Florida Governor Ron DeSantis said expressed shock at learning any foreign nationals can buy guns in the U.S.

“That’s a federal loophole he took advantage of. I’m a big supporter of the Second Amendment – but the Second Amendment is so that we the American people can keep and bear arms,” DeSantis told NPR. “It does not apply to Saudi Arabians. He had no constitutional right to do that, for sure.”

He added, “I think that they should definitely look at that.”

On Tuesday the Pentagon announced it had suspended training for all 852 Saudi Arabian military trainees present in the U.S.
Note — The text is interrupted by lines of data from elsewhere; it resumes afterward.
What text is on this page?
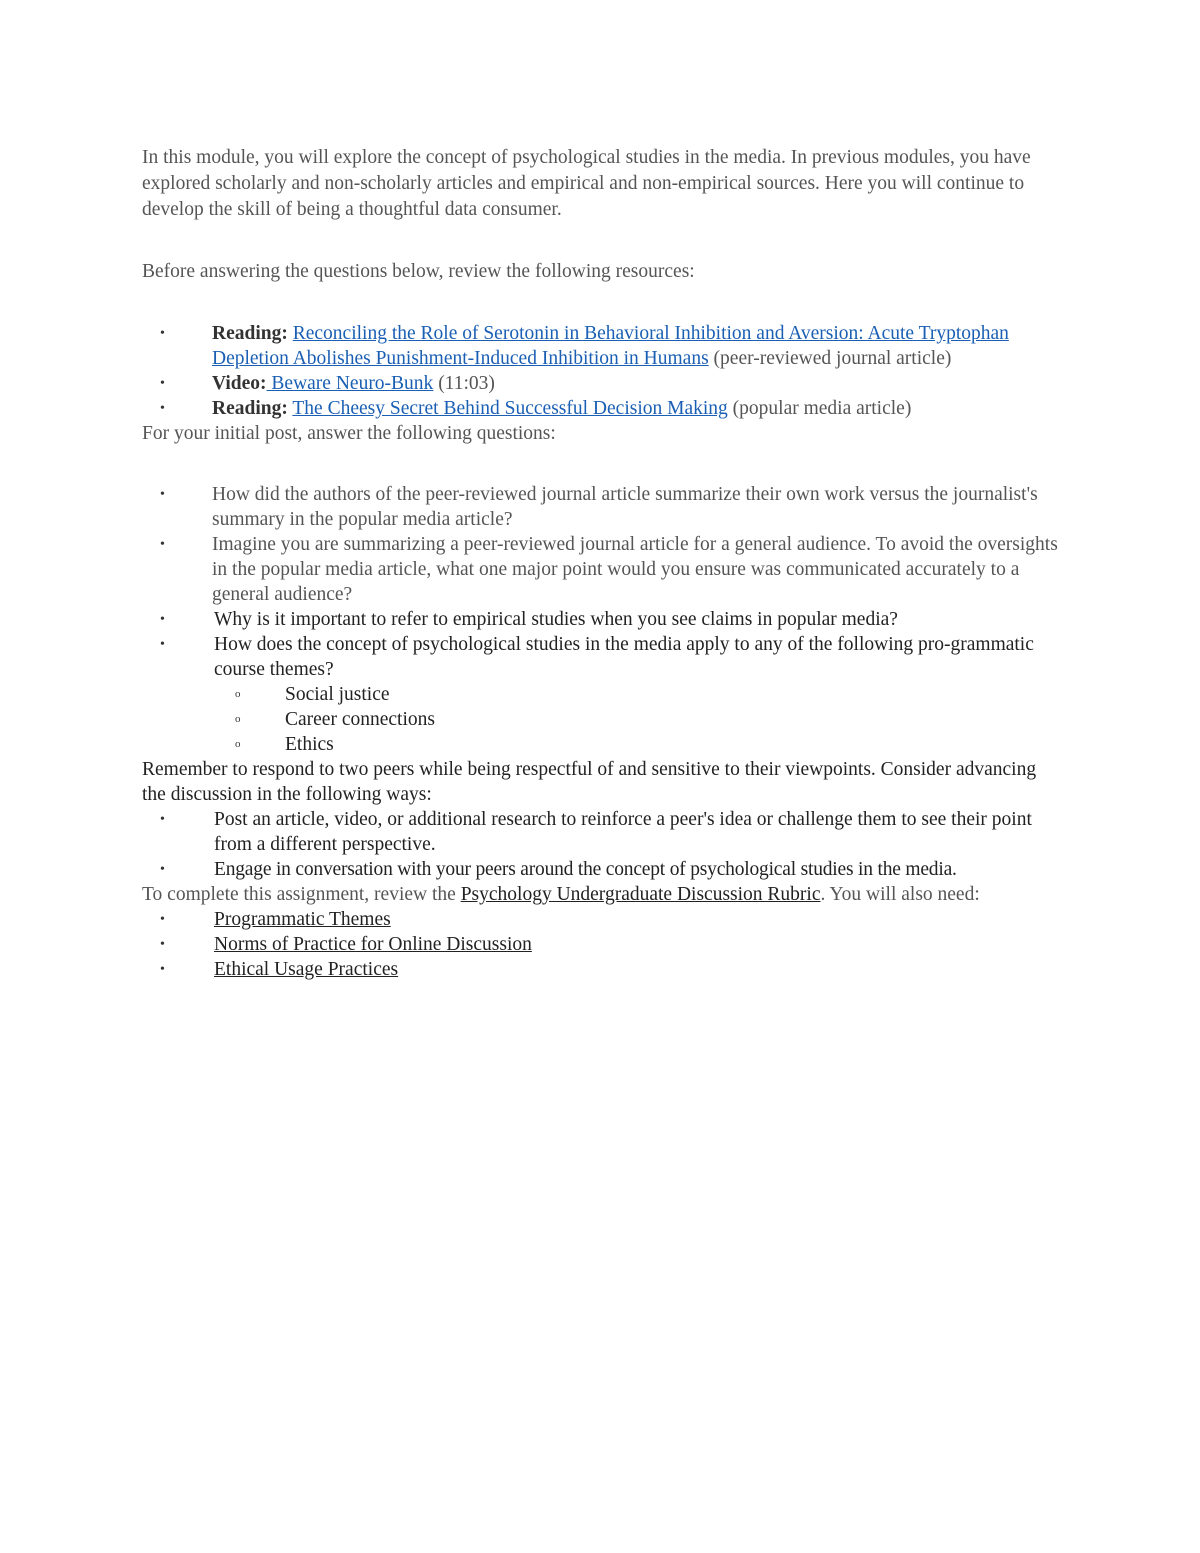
In this module, you will explore the concept of psychological studies in the media. In previous modules, you have explored scholarly and non-scholarly articles and empirical and non-empirical sources. Here you will continue to develop the skill of being a thoughtful data consumer.

Before answering the questions below, review the following resources:

• Reading: Reconciling the Role of Serotonin in Behavioral Inhibition and Aversion: Acute Tryptophan Depletion Abolishes Punishment-Induced Inhibition in Humans (peer-reviewed journal article)
• Video: Beware Neuro-Bunk (11:03)
• Reading: The Cheesy Secret Behind Successful Decision Making (popular media article)

For your initial post, answer the following questions:

• How did the authors of the peer-reviewed journal article summarize their own work versus the journalist's summary in the popular media article?
• Imagine you are summarizing a peer-reviewed journal article for a general audience. To avoid the oversights in the popular media article, what one major point would you ensure was communicated accurately to a general audience?
•	Why is it important to refer to empirical studies when you see claims in popular media?
•	How does the concept of psychological studies in the media apply to any of the following pro-grammatic course themes?
o Social justice
o Career connections
o Ethics

Remember to respond to two peers while being respectful of and sensitive to their viewpoints. Consider advancing the discussion in the following ways:

•	Post an article, video, or additional research to reinforce a peer's idea or challenge them to see their point from a different perspective.
•	Engage in conversation with your peers around the concept of psychological studies in the media.

To complete this assignment, review the Psychology Undergraduate Discussion Rubric. You will also need:

•	Programmatic Themes
•	Norms of Practice for Online Discussion
•	Ethical Usage Practices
At least six additional Saudi nationals were reportedly detained and questioned by investigators in the aftermath of the Friday shooting. Three of those detained reportedly watched and recording the shooting as it occurred. Alshamrani allegedly also hosted a party to watch videos of mass shootings in the days leading up to the attack.

Modly said that the U.S. efforts to train foreign military students remains important despite the origins of the Pensacola base shooter and the new scrutiny against the training program.

“It’s very important for our national security, as well as the world’s national security, that we have partners and allies who we train,” Modly said.

Just prior to the shooting at the Florida Navy base, another shooting incident involving a Navy sailor occurred at Pearl Harbor, Hawaii. In response to the pair of attacks, the Navy is also reportedly looking at how it assesses when people are under stress or exhibiting signs of potentially harmful behavior.

“We need to do a much better job of being in front of those types of issues,” Modly said.